Otro de los problemas que a lo largo del Laberinto se van a plantear repetidas veces sus protagonistas intelectuales es el de su actitud frente a la realidad sociopolítica de su tiempo, y especialmente en los momentos de enfrentamiento bélico. Dentro del mundo en conflicto en el que los personajes del Laberinto se encuentran situados, el apoliticismo y la inhibición se nos ofrecen como absurdos, pero no por ello menos reales. Ya en Campo cerrado aparece, con el personaje de Lledó, el primero18 de una serie de intelectuales que, ante la tragedia, se inhiben, numantinamente instalados en una defensa de su visión, según la cual, para ellos no hay más política que la literaria. Es evidente que esta fue una de las preocupaciones dominantes entre los intelectuales durante la guerra, como lo demuestra la abundante presencia de personajes de este tipo en la literatura comprometida de estos años, en ambos bandos del conflicto.19 Pero los personajes aubianos no se limitan solo al estamento intelectual: las reacciones del pequeño burgués, del obrero, del rentista, frente a las cuestiones que para ellos plantea la política son objeto de enfrentadas manifestaciones en sus conversaciones. A lo largo de la segunda parte de la novela, este es uno de los motivos dominantes. Lo que parece evidente a todos ellos, como a su propio creador, es que en sus tiempos la política no tiene a la ética como fundamento de su praxis. Ahí se vuelve, de nuevo, al tema de la veracidad y la sinceridad. Y en cuanto a la efectividad en política, salvo los pacifistas, que son el objeto de las burlas en ambos bandos, todos parecen concordes en que en los tiempos que viven, lo que cuenta es la fuerza. El dilema entre la acción y la inactividad está resuelto apenas se plantea: no hay más camino hacia el poder que la acción. Y como dice el personaje anarquista González Cantos, compañero de Durruti: «Lo que importa en la lucha es ganar, como sea». El propio Serrador acaba esperándolo todo de un mundo de acciones heroicas, en el que se truecan los valores de los tiempos de paz, al extremo de escoger la violencia en lugar del trabajo como el camino hacia un mundo mejor, como predica el Anacoreta, uno de los personajes de esta novela.20

Otra cuestión dilemática, aparejada a la concepción del hombre como homo ludens, que se exalta al «jugársela», es la opción entre el fair play o el juego sucio en el combate, de la que ya en Campo cerrado tenemos ejemplos, aunque el más notable sea el que cierra la última parte, y que tiene como protagonista a un gigantón innominado a quien le parece juego sucio querer obtener información de un prisionero al que, de todas maneras, se va a ejecutar, y que opta por resolver el dilema expeditivamente.

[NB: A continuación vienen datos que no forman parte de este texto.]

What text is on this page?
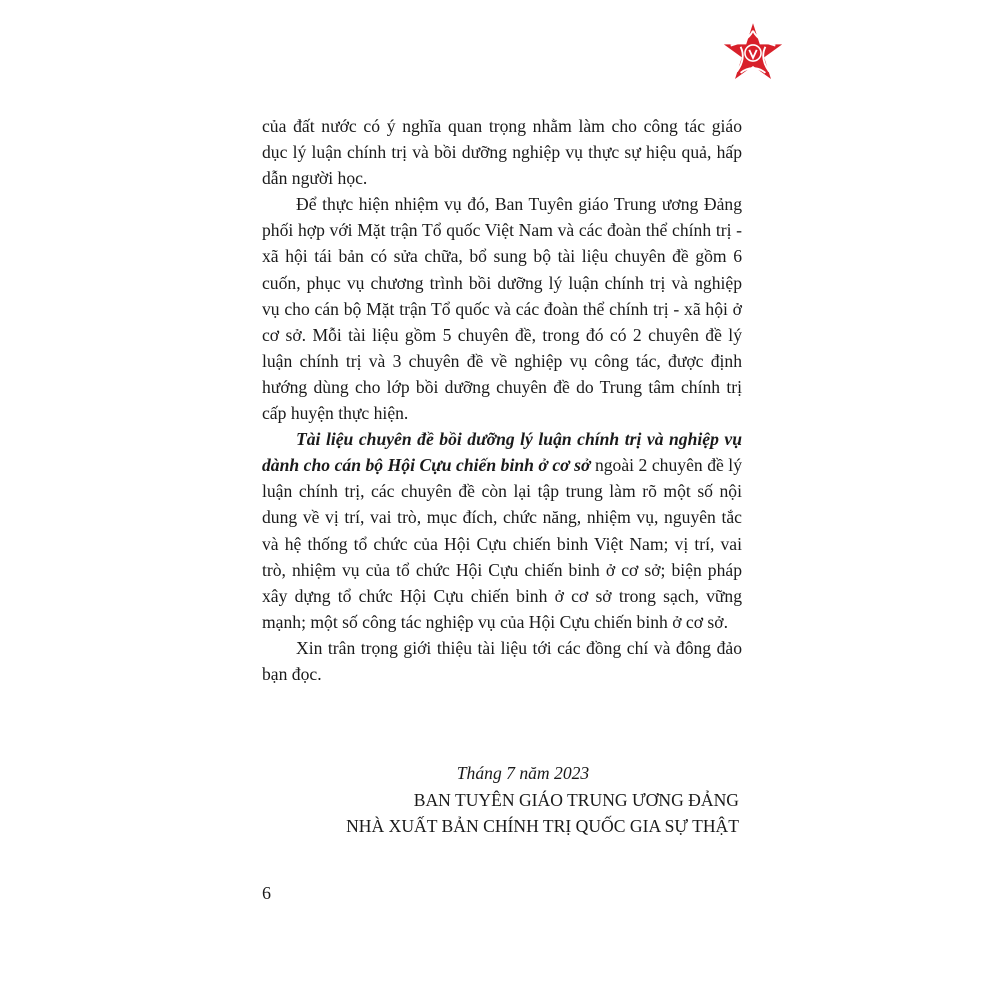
của đất nước có ý nghĩa quan trọng nhằm làm cho công tác giáo dục lý luận chính trị và bồi dưỡng nghiệp vụ thực sự hiệu quả, hấp dẫn người học.

Để thực hiện nhiệm vụ đó, Ban Tuyên giáo Trung ương Đảng phối hợp với Mặt trận Tổ quốc Việt Nam và các đoàn thể chính trị - xã hội tái bản có sửa chữa, bổ sung bộ tài liệu chuyên đề gồm 6 cuốn, phục vụ chương trình bồi dưỡng lý luận chính trị và nghiệp vụ cho cán bộ Mặt trận Tổ quốc và các đoàn thể chính trị - xã hội ở cơ sở. Mỗi tài liệu gồm 5 chuyên đề, trong đó có 2 chuyên đề lý luận chính trị và 3 chuyên đề về nghiệp vụ công tác, được định hướng dùng cho lớp bồi dưỡng chuyên đề do Trung tâm chính trị cấp huyện thực hiện.

Tài liệu chuyên đề bồi dưỡng lý luận chính trị và nghiệp vụ dành cho cán bộ Hội Cựu chiến binh ở cơ sở ngoài 2 chuyên đề lý luận chính trị, các chuyên đề còn lại tập trung làm rõ một số nội dung về vị trí, vai trò, mục đích, chức năng, nhiệm vụ, nguyên tắc và hệ thống tổ chức của Hội Cựu chiến binh Việt Nam; vị trí, vai trò, nhiệm vụ của tổ chức Hội Cựu chiến binh ở cơ sở; biện pháp xây dựng tổ chức Hội Cựu chiến binh ở cơ sở trong sạch, vững mạnh; một số công tác nghiệp vụ của Hội Cựu chiến binh ở cơ sở.

Xin trân trọng giới thiệu tài liệu tới các đồng chí và đông đảo bạn đọc.

Tháng 7 năm 2023
BAN TUYÊN GIÁO TRUNG ƯƠNG ĐẢNG
NHÀ XUẤT BẢN CHÍNH TRỊ QUỐC GIA SỰ THẬT
6
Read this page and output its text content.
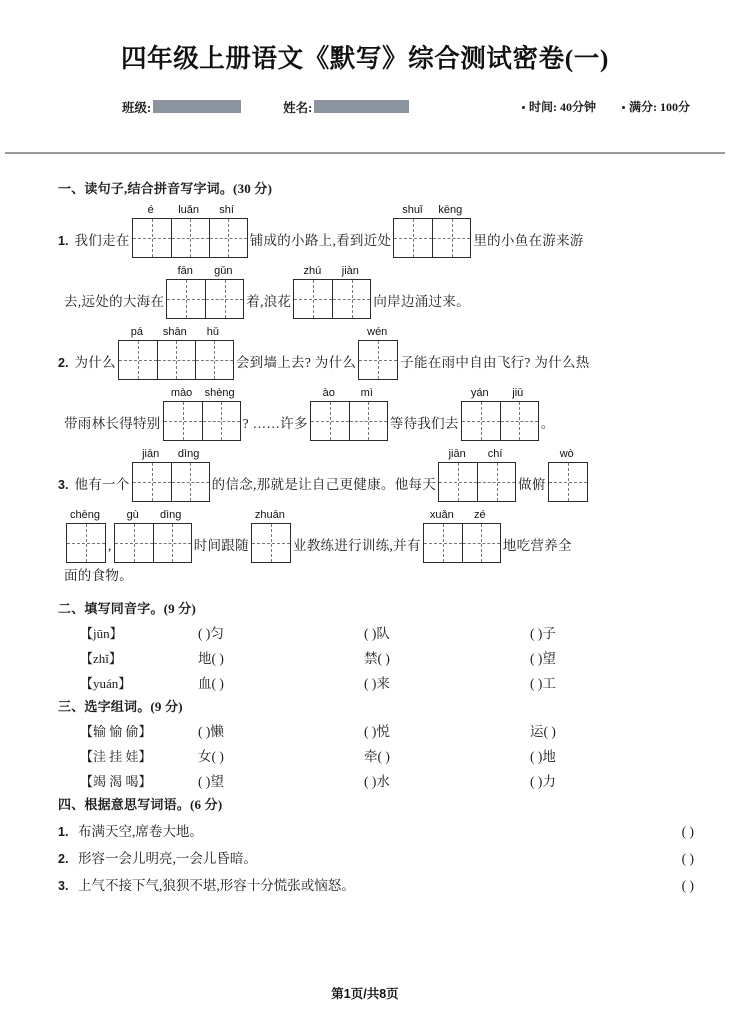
四年级上册语文《默写》综合测试密卷(一)
班级:	姓名:	时间: 40分钟	满分: 100分
一、读句子,结合拼音写字词。(30 分)
1. 我们走在
é	luǎn	shí
铺成的小路上,看到近处
shuǐ	kēng
里的小鱼在游来游
去,远处的大海在
fān	gǔn
着,浪花
zhú	jiàn
向岸边涌过来。
2. 为什么
pá	shān	hǔ
会到墙上去? 为什么
wén
子能在雨中自由飞行? 为什么热
带雨林长得特别
mào	shèng
? ……许多
ào	mì
等待我们去
yán	jiū
。
3. 他有一个
jiān	dìng
的信念,那就是让自己更健康。他每天
jiān	chí
做俯
wò
chēng
,
gù	dìng
时间跟随
zhuān
业教练进行训练,并有
xuǎn	zé
地吃营养全
面的食物。
二、填写同音字。(9 分)
【jūn】	( )匀	( )队	( )子
【zhǐ】	地( )	禁( )	( )望
【yuán】	血( )	( )来	( )工
三、选字组词。(9 分)
【输 愉 偷】	( )懒	( )悦	运( )
【洼 挂 娃】	女( )	牵( )	( )地
【竭 渴 喝】	( )望	( )水	( )力
四、根据意思写词语。(6 分)
1. 布满天空,席卷大地。	( )
2. 形容一会儿明亮,一会儿昏暗。	( )
3. 上气不接下气,狼狈不堪,形容十分慌张或恼怒。	( )
第1页/共8页
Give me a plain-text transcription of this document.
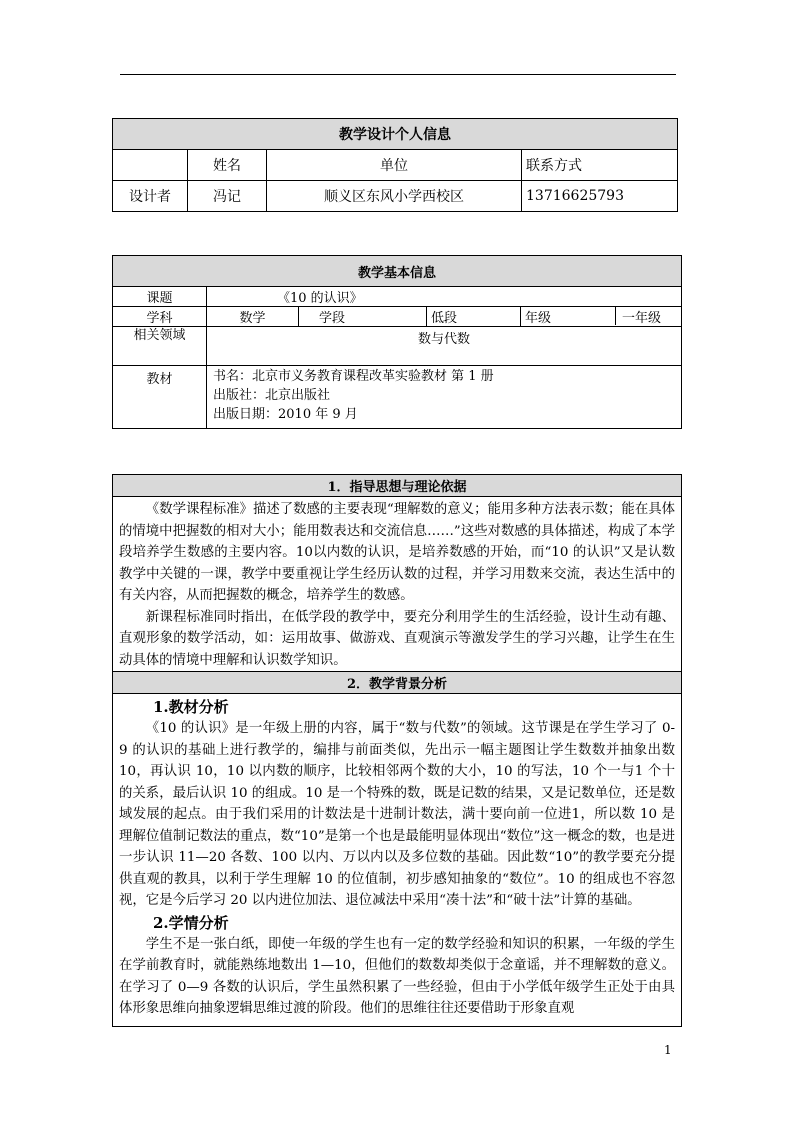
教学设计个人信息			
	姓名	单位	联系方式
设计者	冯记	顺义区东风小学西校区	13716625793
教学基本信息				
课题	《10 的认识》			
学科	数学	学段	低段	年级 一年级
相关领域	数与代数			
教材	书名：北京市义务教育课程改革实验教材 第 1 册
出版社：北京出版社
出版日期：2010 年 9 月			
1．指导思想与理论依据

《数学课程标准》描述了数感的主要表现“理解数的意义；能用多种方法表示数；能在具体的情境中把握数的相对大小；能用数表达和交流信息……”这些对数感的具体描述，构成了本学段培养学生数感的主要内容。10以内数的认识，是培养数感的开始，而“10 的认识”又是认数教学中关键的一课，教学中要重视让学生经历认数的过程，并学习用数来交流，表达生活中的有关内容，从而把握数的概念，培养学生的数感。

新课程标准同时指出，在低学段的教学中，要充分利用学生的生活经验，设计生动有趣、直观形象的数学活动，如：运用故事、做游戏、直观演示等激发学生的学习兴趣，让学生在生动具体的情境中理解和认识数学知识。

2．教学背景分析

1.教材分析

《10 的认识》是一年级上册的内容，属于“数与代数”的领域。这节课是在学生学习了 0-9 的认识的基础上进行教学的，编排与前面类似，先出示一幅主题图让学生数数并抽象出数 10，再认识 10，10 以内数的顺序，比较相邻两个数的大小，10 的写法，10 个一与1 个十的关系，最后认识 10 的组成。10 是一个特殊的数，既是记数的结果，又是记数单位，还是数域发展的起点。由于我们采用的计数法是十进制计数法，满十要向前一位进1，所以数 10 是理解位值制记数法的重点，数“10”是第一个也是最能明显体现出“数位”这一概念的数，也是进一步认识 11—20 各数、100 以内、万以内以及多位数的基础。因此数“10”的教学要充分提供直观的教具，以利于学生理解 10 的位值制，初步感知抽象的“数位”。10 的组成也不容忽视，它是今后学习 20 以内进位加法、退位减法中采用“凑十法”和“破十法”计算的基础。

2.学情分析

学生不是一张白纸，即使一年级的学生也有一定的数学经验和知识的积累，一年级的学生在学前教育时，就能熟练地数出 1—10，但他们的数数却类似于念童谣，并不理解数的意义。在学习了 0—9 各数的认识后，学生虽然积累了一些经验，但由于小学低年级学生正处于由具体形象思维向抽象逻辑思维过渡的阶段。他们的思维往往还要借助于形象直观

1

En fin, sobre el papel de la revolución en la guerra, que tanto se plantearía en el bando republicano durante los años 36-38, ya hay alguna reflexión en Campo cerrado, y particularmente en la atinada observación de Walter, el suizo: «La revolución la deciden los jefes, la hace el pueblo, la consolida la burocracia». El personaje se refiere, por supuesto, a la nueva burocracia por ellos creada: «Sin eso, la burocracia acaba siempre merendando a los revolucionarios». A la luz de este fin de siglo, Walter parece optimista: a su aserto hoy nos parece que le sobra el «sin eso».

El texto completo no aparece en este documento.